Seventeen state governors have raised committees to implement the N70,000 new minimum wage for workers across the country.
The 17 states which set up the implementation committees are Ogun, Ekiti, Sokoto, Kebbi, Osun, Enugu, Borno, Zamfara, Kogi, Kwara, Gombe, Kano, Taraba, Delta, Rivers, Jigawa and Abia.
The development is happening as the Federal Government commenced payment of the new minimum wage to its 1.2 million workers last Thursday.
The Accountant General of the Federation, Oluwatoyin Madein, in a memo to the Budget Office of the Federation, noted that the civil servants would be paid the minimum wage with effect from September.
On the heels of this, Edo, Lagos, Adamawa states have also commenced payment of the new salary as Anambra pledged to implement the minimum wage in October.
The Chairman of the Nigeria Labour Congress in Adamawa state, Emmanuel Fashe, confirmed that Governor Ahmadu Fintiri started paying the new minimum wage in August ahead of the Federal Government and other states.
Fashe said that in less than three weeks after President Bola Tinubu signed the new minimum wage bill into law in July, the Adamawa state government commenced payment in August.

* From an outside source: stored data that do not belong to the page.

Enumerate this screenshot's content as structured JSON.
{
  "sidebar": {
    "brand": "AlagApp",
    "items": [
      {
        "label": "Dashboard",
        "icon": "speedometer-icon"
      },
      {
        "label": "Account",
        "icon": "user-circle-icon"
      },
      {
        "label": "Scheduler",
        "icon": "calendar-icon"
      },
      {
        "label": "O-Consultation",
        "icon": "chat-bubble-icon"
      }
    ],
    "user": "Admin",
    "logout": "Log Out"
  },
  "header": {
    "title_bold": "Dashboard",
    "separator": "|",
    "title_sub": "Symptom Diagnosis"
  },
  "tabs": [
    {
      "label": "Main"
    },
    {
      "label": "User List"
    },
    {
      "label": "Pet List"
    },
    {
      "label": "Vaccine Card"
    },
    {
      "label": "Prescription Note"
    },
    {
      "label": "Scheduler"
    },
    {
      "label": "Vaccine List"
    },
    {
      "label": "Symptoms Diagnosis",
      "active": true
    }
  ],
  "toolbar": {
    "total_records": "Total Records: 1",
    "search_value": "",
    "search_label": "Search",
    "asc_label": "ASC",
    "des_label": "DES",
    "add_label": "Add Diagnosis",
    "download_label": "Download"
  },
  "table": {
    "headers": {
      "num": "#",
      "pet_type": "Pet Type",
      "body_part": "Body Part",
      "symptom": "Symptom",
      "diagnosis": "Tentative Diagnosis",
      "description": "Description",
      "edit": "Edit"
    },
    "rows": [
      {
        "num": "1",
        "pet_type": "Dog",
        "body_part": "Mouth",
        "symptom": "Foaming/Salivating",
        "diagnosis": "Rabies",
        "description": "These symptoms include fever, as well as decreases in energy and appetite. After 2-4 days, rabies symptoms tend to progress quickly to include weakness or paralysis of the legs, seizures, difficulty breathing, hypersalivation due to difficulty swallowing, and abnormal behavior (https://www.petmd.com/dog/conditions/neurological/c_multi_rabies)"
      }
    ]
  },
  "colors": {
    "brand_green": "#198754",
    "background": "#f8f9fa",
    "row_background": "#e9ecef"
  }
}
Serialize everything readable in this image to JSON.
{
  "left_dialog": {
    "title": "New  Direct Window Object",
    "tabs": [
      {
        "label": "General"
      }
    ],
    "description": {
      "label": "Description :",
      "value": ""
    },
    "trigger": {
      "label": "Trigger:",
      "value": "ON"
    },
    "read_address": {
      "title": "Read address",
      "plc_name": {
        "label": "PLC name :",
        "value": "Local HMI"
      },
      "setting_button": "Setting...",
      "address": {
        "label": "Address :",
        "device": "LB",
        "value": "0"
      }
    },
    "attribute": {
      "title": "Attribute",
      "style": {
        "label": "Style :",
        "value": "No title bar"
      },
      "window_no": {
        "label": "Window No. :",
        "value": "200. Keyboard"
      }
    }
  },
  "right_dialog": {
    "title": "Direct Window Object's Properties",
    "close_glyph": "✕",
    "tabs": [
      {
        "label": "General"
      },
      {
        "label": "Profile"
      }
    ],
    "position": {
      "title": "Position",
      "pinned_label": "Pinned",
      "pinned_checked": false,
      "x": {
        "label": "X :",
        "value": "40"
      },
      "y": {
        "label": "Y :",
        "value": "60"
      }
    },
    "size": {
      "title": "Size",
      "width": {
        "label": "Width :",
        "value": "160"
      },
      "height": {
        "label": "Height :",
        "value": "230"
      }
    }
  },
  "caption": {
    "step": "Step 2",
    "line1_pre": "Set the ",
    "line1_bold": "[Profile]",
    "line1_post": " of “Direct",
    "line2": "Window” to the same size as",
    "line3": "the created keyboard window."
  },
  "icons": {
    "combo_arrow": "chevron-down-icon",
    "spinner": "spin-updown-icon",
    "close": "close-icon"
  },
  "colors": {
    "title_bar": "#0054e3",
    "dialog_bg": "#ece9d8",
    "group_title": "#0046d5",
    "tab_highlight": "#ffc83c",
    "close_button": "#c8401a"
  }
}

In Anambra, Governor Chukwuma Soludo disclosed that the state will commence the payment of the N70,000 minimum wage from October 2024.
Soludo announced this at the Prof. Dora Akunyili Women’s Development Centre in Awka, on Thursday, while meeting with all principals and head teachers in public primary and secondary schools across the state.
But speaking with our correspondent, a senior NLC official said the value of the new minimum wage had been eroded, noting that the implementation of the new salary structure should not be romanticised.
“The truth is this, we should not be romanticizing people who are lawbreakers. People who are lawbreakers should not be romanticised. If the Federal Government says they want to start paying, I don’t think it is something that should be celebrated. What is it that they want to start paying? N70,000 that has already been eroded by the actions and policies of the government?
“If you look at the price of PMS (petrol) from the time the minimum wage was signed into law and now, you could see the deliberate actions of the government to erode the minimum wage.
“A bag of rice now is almost N88,000 or thereabouts. And then it means we are saying we have a minimum wage that cannot buy a bag of rice is a shameful minimum wage. So it’s a starvation wage,” he stated.